In the face of potential climate catastrophe, some have questioned whether it’s moral to become a parent — is such a burden fair to the broken planet or to the child who would inherit it?
But Sarah Myhre, a climate scientist in Seattle and the mother of a 6-year-old son, rejects this line of thinking. You can’t save humanity by abandoning it, she says, and these sorts of messages are harmful to the children who are already here.
“Kids are listening to that, and what they hear is that their presence in this world is a violation of the world itself,” she says. “It’s really important to let kids know that they were born into a changing world, that they did not betray the world by being born, and that they are born into a time where they can do profound good and have really transcendent, powerful impacts on the world.”
That is what she’ll tell her son, when he’s old enough to ask about his future; for now, Myhre is focused on helping her son become the strongest, kindest person he can be.
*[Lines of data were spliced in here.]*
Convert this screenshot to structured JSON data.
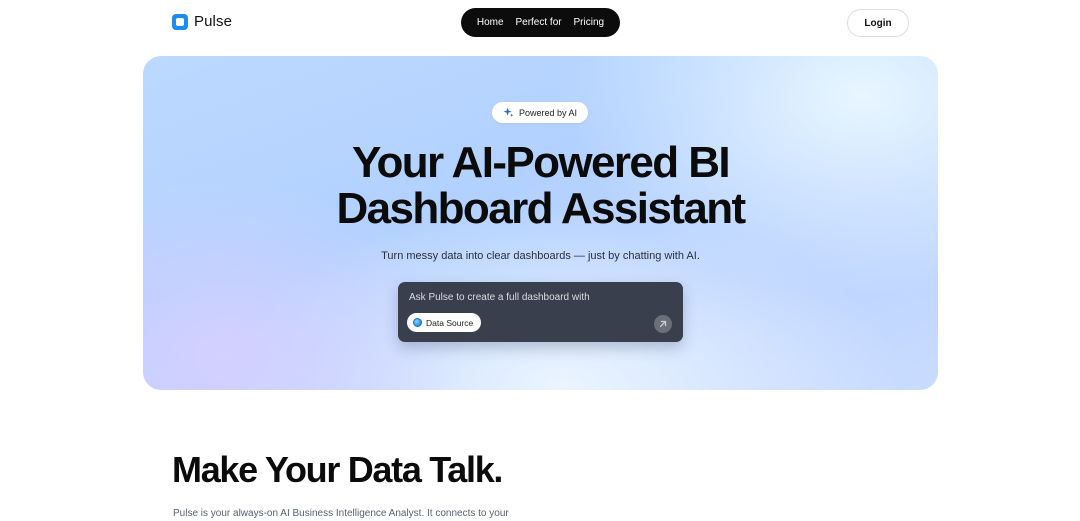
{
  "header": {
    "logo_text": "Pulse",
    "nav": [
      {
        "label": "Home"
      },
      {
        "label": "Perfect for"
      },
      {
        "label": "Pricing"
      }
    ],
    "login_label": "Login"
  },
  "hero": {
    "badge": "Powered by AI",
    "title_line1": "Your AI-Powered BI",
    "title_line2": "Dashboard Assistant",
    "subtitle": "Turn messy data into clear dashboards — just by chatting with AI.",
    "prompt": {
      "placeholder": "Ask Pulse to create a full dashboard with",
      "chip_label": "Data Source"
    }
  },
  "section": {
    "title": "Make Your Data Talk.",
    "body": "Pulse is your always-on AI Business Intelligence Analyst. It connects to your"
  },
  "icons": {
    "logo": "pulse-logo-icon",
    "badge": "sparkle-icon",
    "chip": "database-icon",
    "send": "arrow-up-right-icon"
  },
  "colors": {
    "brand": "#1d8cf0",
    "nav_bg": "#0c0c0c",
    "prompt_bg": "#3a3f4d"
  }
}
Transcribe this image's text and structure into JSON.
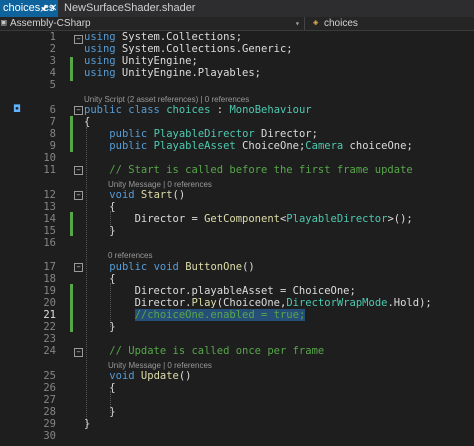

“I believe that the through line for us, as communities, as individuals, is the humanity that we bring to solving problems,” she says. “Our ethic of care, our empathy, our stewardship of one another. And so I think that stewarding that particular aspect of my son’s internal life is really important to me, so that he is coming to the world with a robust, empathetic, integrated sense of self.”
This means that her family prioritizes quality time together, she says. “I have made a large pivot in my life, as a parent, toward the cultivation of joy on a daily basis,” she says. “It’s easy to say and a lot harder to do — because joy requires us to be vulnerable, it requires us to be in the moment.”